Growth and flowering of African violets also is affected by duration of exposure to light and darkness. To bloom, they need at least eight-12 hours of light (and up to 16) and eight hours of darkness per day.
A plant that gets the right level of light, but for too short a period, will do poorly compared to one given weak light for a long period.
Where natural light is unavailable or reduced, African violets can be grown under artificial light. Incandescent light may be used, but fluorescent lamps give better results.
African violets prefer a night temperature of 65-70 degrees Fahrenheit, but will grow satisfactorily at 60-80 degrees F. Under prolonged high temperatures, growth and flowering is reduced.
During hot weather, place plants in the coolest place in the home or in an air-conditioned room.
African violets grow best in high humidity, which can be achieved by setting pots in water-tight metal or plastic trays filled with pebbles and water. Avoid placing pots directly in water to prevent root damage.
Water-soluble fertilizers, such as 20-20-20 or 15-30-15, commonly are sold for use on African violets. Mix the fertilizer in water at one-fourth the recommended rate and apply it each time you water.
The soil should be moist before dissolved fertilizer is applied. Then discard excess water and fertilizer solution that drains from the bottom.

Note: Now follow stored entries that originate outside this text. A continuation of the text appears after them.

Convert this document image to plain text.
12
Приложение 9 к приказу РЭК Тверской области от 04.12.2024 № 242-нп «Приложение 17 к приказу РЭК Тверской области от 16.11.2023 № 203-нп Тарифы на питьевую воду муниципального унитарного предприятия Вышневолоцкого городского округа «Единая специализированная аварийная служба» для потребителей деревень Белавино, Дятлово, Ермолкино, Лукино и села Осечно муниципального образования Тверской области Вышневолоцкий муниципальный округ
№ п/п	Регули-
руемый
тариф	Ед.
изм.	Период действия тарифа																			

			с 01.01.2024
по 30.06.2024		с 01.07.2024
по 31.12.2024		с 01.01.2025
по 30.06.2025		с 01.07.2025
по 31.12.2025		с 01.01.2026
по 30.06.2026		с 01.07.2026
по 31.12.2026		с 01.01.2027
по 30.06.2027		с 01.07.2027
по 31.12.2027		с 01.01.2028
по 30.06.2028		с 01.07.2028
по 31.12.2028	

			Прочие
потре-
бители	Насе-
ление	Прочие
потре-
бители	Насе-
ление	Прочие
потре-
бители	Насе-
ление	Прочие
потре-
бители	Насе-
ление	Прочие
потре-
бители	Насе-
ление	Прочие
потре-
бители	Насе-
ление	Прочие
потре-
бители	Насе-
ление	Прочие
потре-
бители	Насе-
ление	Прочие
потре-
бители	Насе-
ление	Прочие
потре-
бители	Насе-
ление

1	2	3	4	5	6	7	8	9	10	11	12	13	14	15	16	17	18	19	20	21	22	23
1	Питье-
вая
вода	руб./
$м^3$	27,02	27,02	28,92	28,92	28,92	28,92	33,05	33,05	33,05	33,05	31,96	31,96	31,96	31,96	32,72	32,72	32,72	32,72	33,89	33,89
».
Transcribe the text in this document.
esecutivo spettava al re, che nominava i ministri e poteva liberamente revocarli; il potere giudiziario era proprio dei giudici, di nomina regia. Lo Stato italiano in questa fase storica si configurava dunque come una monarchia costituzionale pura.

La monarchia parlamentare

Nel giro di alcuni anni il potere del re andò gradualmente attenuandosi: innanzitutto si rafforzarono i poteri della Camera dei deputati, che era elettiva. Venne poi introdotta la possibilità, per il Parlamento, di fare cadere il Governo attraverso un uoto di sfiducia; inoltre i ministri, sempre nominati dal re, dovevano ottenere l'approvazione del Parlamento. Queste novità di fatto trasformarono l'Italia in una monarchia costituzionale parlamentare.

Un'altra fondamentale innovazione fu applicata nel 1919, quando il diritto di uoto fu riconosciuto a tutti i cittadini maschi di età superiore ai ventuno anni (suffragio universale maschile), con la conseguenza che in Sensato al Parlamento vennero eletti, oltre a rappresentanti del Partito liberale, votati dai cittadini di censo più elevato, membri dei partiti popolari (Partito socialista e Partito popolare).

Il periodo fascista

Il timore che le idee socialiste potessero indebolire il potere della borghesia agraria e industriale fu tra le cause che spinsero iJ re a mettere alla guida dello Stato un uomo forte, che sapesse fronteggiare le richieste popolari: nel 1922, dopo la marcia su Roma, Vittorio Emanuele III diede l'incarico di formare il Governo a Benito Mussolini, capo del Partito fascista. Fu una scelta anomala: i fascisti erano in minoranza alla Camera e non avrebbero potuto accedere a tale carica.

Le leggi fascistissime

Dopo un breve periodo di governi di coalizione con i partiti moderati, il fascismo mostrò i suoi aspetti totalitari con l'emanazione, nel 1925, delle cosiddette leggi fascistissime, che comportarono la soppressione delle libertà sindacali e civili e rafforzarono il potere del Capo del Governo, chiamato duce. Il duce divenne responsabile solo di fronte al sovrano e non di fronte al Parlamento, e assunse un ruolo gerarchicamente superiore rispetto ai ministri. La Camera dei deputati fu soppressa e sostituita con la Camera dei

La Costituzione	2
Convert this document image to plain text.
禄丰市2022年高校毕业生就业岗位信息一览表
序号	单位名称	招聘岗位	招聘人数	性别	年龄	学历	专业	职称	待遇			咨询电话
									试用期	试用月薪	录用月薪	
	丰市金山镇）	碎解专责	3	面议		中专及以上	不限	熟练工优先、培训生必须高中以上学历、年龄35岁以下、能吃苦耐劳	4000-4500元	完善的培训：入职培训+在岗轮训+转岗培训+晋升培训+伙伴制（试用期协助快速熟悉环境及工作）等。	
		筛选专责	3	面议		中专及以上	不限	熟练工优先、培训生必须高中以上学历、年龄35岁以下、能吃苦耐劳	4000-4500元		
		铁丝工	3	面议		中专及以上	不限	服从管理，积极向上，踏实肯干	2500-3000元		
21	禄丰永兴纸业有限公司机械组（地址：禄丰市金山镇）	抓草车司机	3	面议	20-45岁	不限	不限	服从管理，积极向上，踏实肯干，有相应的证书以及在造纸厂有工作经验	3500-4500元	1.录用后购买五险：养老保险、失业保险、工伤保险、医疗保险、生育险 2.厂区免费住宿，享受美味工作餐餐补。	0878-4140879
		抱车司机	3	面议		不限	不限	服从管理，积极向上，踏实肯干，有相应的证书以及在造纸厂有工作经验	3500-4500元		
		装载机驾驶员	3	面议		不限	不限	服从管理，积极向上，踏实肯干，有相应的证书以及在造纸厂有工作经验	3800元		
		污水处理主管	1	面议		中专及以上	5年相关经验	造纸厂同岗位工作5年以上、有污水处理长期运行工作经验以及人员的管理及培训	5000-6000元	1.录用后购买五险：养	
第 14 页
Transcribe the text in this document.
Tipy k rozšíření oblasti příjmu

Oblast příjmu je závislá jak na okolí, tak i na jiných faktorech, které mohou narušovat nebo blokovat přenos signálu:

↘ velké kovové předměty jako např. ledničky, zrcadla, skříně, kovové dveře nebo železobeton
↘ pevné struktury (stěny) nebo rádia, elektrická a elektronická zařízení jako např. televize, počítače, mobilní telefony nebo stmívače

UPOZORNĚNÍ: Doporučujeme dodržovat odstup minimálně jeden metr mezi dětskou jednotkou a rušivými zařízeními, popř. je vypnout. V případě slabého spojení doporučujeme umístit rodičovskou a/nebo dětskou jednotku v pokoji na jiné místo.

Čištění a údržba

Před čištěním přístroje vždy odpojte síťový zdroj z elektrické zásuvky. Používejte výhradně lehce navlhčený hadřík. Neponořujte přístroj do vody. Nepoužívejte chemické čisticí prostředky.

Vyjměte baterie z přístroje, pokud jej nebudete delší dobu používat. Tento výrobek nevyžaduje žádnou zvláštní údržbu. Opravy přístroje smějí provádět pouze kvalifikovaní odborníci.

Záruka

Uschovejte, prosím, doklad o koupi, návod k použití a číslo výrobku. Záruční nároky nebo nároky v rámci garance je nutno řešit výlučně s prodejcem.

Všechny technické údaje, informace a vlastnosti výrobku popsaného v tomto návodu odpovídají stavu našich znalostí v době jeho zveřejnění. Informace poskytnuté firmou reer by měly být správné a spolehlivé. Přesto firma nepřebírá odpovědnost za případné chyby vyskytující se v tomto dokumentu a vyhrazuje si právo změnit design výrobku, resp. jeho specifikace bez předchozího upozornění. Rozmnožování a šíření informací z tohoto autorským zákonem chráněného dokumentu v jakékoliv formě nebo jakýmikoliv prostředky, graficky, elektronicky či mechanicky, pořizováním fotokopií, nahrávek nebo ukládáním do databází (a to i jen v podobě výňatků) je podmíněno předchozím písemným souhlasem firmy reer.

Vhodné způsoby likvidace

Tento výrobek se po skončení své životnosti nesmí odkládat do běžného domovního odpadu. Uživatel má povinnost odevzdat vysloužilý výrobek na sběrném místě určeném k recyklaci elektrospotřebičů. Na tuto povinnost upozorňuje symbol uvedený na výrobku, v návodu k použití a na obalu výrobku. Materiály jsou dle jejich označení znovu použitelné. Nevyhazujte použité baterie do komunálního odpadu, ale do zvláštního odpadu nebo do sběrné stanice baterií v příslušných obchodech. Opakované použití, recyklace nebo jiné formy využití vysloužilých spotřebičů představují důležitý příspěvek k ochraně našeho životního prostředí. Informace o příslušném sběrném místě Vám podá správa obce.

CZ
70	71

A gradual loss in leaf colour, combined with reduced growth and flowering, usually indicates the plant needs fertilizer.
If in doubt, fertilize one or two plants and wait 10 days to see if you see a reaction. If plant growth is evident and the leaves become darker in colour, fertilize the rest of the plants, too.
When over-fertilized, African violets develop tight centres and the new leaves take on a rusty appearance.
African violets easily are propagated by leaf cuttings by selecting a healthy and firm leaf from the middle of the plant, then snapping or cutting it off at the stem but leaving the petiole (leaf stem) intact.
The petiole should be trimmed to about one to one-and-a-half inches in length. Insert the petiole into a hole made with a pencil or similar tool, into a combination of half-vermiculite/half-sand or half-vermiculite/half-potting mix.
Roots normally form at the petiole base in three-four weeks, and leaves of new plants appear three-four weeks after roots form. Plants will begin flowering six-nine months later.
Multiple crowns can be carefully divided and each planted into new pots. Older, “leggy” plants can be successfully re-rooted by cutting the plant off at the soil level and then repotted so the leafless stem is positioned below the soil line, where it can grow new roots.
Although I’ve never had any problems with African violets, various diseases can affect them. Adequate spacing in the pot, use of sterilized soil, and prompt removal of faded flowers and unhealthy leaves really will help prevent disease problems.
Here are a few tips if you encounter any of the following:
•Mealy bugs and cottony egg masses can be controlled by mixing alcohol with an equal amount of water, and touching each insect or egg mass with a cotton swab dipped in the solution.
•Any other insects and mites can be managed with insecticidal soap sprays.
•Cyclamen mites cause severe stunting of plants and are very difficult to control. Unfortunately, the best management strategy for this pest is to discard affected plants.
•Root diseases usually are caused by over-watering. The first sign of this problem usually is a limp, unthrifty plant.
In most cases, the plant should be discarded.
•Petiole (leaf stem) rot occurs when petioles touch the edge of the pot and develop brown, sunken areas at points of contact.
This injury is caused by fertilizer salts that accumulate on the rims of clay pots.
Petiole rot can be avoided by waxing the pot rim and covering it with aluminum foil, or repotting to a larger pot.
Now that you’re aware that an African violet could be a perfect house plant for you, look for them in local nurseries and flower shops at this time of year.